Sophie Durocher Vendredi, 13 mars 2020 05:00 - Toute la journée hier, mes courriels portaient tous, sans exception, sur le même sujet et étaient presque tous formulés de la même façon :
https://www.journaldemontreal.com/2020/03/13/le-milieu-culturel-est-deja-fragile
« Circonstances exceptionnelles, etc. ; propagation du virus, etc. ; principe de précaution, etc. ; garantir la sécurité de tous, etc. ; l’événement XYZ est annulé ».
Après une dizaine, j’ai arrêté de compter : la remise des prix Junos, le Festival des films sur l’art, les spectacles au TNM, au Grand Théâtre de Québec, au Trident, à la Place-des-Arts, du plus petit au plus grand, tous les événements culturels tombaient comme des mouches.
Bien sûr, vous me direz, tous les pans de l’économie seront touchés par la COVID-19. Mais permettez-moi de penser que les victimes collatérales dans le milieu culturel vont en arracher. Pourquoi ? Parce que la précarité est leur pain quotidien. Et que l’annulation de tous les événements de plus de 250 personnes est la pire nouvelle qui pouvait les affecter.
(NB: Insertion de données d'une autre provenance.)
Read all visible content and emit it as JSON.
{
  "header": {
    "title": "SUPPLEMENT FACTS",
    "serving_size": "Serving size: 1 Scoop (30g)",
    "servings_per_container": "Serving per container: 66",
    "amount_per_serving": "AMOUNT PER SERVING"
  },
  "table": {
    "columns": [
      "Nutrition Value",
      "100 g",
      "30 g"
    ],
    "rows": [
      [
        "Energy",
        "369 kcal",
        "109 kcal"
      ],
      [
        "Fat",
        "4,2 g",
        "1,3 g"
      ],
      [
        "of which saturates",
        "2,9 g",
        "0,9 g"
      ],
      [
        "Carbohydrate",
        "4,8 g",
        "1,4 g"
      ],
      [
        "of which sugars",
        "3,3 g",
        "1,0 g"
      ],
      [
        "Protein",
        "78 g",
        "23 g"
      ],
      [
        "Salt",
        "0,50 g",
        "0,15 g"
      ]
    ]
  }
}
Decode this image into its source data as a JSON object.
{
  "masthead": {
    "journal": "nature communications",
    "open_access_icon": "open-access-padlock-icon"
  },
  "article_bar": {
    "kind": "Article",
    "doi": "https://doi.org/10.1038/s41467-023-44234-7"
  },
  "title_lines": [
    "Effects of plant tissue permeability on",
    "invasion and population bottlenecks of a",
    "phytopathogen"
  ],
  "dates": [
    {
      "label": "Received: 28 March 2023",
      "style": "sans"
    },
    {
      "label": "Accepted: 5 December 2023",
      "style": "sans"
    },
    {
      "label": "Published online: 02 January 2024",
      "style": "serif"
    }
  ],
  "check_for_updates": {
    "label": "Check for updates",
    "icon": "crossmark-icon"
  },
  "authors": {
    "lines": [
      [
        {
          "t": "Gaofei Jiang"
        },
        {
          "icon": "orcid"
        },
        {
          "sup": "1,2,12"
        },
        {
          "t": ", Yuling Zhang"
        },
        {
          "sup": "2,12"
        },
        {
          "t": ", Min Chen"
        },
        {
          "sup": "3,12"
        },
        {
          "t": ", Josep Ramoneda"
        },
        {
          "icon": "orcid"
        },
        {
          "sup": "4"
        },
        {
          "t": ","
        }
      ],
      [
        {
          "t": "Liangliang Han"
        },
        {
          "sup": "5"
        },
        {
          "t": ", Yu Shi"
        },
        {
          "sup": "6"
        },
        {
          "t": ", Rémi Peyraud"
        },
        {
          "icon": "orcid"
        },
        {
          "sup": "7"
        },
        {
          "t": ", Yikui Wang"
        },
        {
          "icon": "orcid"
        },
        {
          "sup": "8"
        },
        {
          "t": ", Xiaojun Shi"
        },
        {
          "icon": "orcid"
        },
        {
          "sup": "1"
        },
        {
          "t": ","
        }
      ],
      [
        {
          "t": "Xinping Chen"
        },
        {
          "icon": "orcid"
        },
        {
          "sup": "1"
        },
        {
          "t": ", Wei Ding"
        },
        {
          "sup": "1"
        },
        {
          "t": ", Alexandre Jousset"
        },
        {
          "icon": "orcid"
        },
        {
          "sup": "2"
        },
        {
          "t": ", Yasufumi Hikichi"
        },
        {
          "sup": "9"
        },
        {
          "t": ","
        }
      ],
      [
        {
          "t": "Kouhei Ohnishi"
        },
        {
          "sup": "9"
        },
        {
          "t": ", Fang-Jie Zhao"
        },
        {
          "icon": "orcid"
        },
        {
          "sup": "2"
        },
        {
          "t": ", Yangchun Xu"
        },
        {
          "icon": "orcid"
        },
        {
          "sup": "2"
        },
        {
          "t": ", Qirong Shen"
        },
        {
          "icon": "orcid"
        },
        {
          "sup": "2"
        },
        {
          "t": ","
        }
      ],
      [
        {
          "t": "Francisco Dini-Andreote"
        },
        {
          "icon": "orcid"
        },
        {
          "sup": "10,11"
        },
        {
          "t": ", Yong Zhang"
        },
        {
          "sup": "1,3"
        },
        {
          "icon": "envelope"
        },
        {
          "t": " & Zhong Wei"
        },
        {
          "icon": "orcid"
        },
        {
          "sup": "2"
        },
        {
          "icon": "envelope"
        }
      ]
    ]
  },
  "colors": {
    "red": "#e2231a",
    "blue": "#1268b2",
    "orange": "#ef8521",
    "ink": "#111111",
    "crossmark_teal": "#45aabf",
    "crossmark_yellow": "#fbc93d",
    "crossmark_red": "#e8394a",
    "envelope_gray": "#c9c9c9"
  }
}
L’ART AU TEMPS DE COVID-19
C’est clair que le milieu culturel va être frappé de plein fouet. Un milieu déjà fragile, déjà vulnérable, dont la survie financière se joue sur des marges de manœuvre minuscules. On s’entend que si les matchs de la LNH sont suspendus, ça n’a pas le même impact financier que si un petit festival qui vivote avec des subventions faméliques doit être reporté ou annulé.
On n’a qu’à penser à tous les pigistes, travailleurs autonomes, qui tirent déjà le diable par la queue. Pour des centaines d’artisans du milieu culturel, la moindre participation à un événement, un festival, un spectacle peut faire la différence entre manger trois fois par jour, payer son loyer ou... tomber dans la dèche.
Je n’ai pas besoin de vous rappeler que nombre d’artistes et artisans au Québec vivent en dessous du seuil de pauvreté.
Je pense aux musiciens qui vivotent d’un cachet à l’autre et qui voient, avec chaque annulation d’événement, s’évaporer la possibilité de mettre du beurre sur leurs épinards. Je pense aux designers de mode, aux musiciens, aux comédiens, aux techniciens de scène, aux attachés de presse, etc.
Cette semaine, à QUBradio, j’ai interviewé un porte-parole de l’industrie touristique québécoise, qui me disait que les campagnes destinées à encourager le tourisme venant de l’étranger allaient être redirigées pour encourager les Québécois à visiter le Québec.
Je veux bien, mais depuis que le gouvernement Legault interdit les rassemblements intérieurs de plus de 250 personnes, comment penser que les festivals d’été (à Québec, Montréal et ailleurs) seront à l’abri de ce tsunami d’annulation ?
ART THÉRAPIE
Le plus triste, c’est que c’est en période d’anxiété, d’incertitude, qu’on a justement le plus besoin d’être en contact avec l’art, la beauté.
Ce n’est pas pour rien qu’on appelle les spectacles devant public (concerts, théâtre) de « l’art vivant » : c’est la vie dans ce qu’elle a de plus fragile, de plus puissant, quand tout peut arriver, tout peut basculer.
C’est tout le contraire de cette fameuse « distanciation sociale » qu’on doit tous pratiquer.
J’espère juste que quand la vie reprendra son cours, on retrouvera intact le plaisir d’être dans une salle obscure, des centaines à être collés les uns aux autres, pour renouer avec nos artistes... en chair et en os.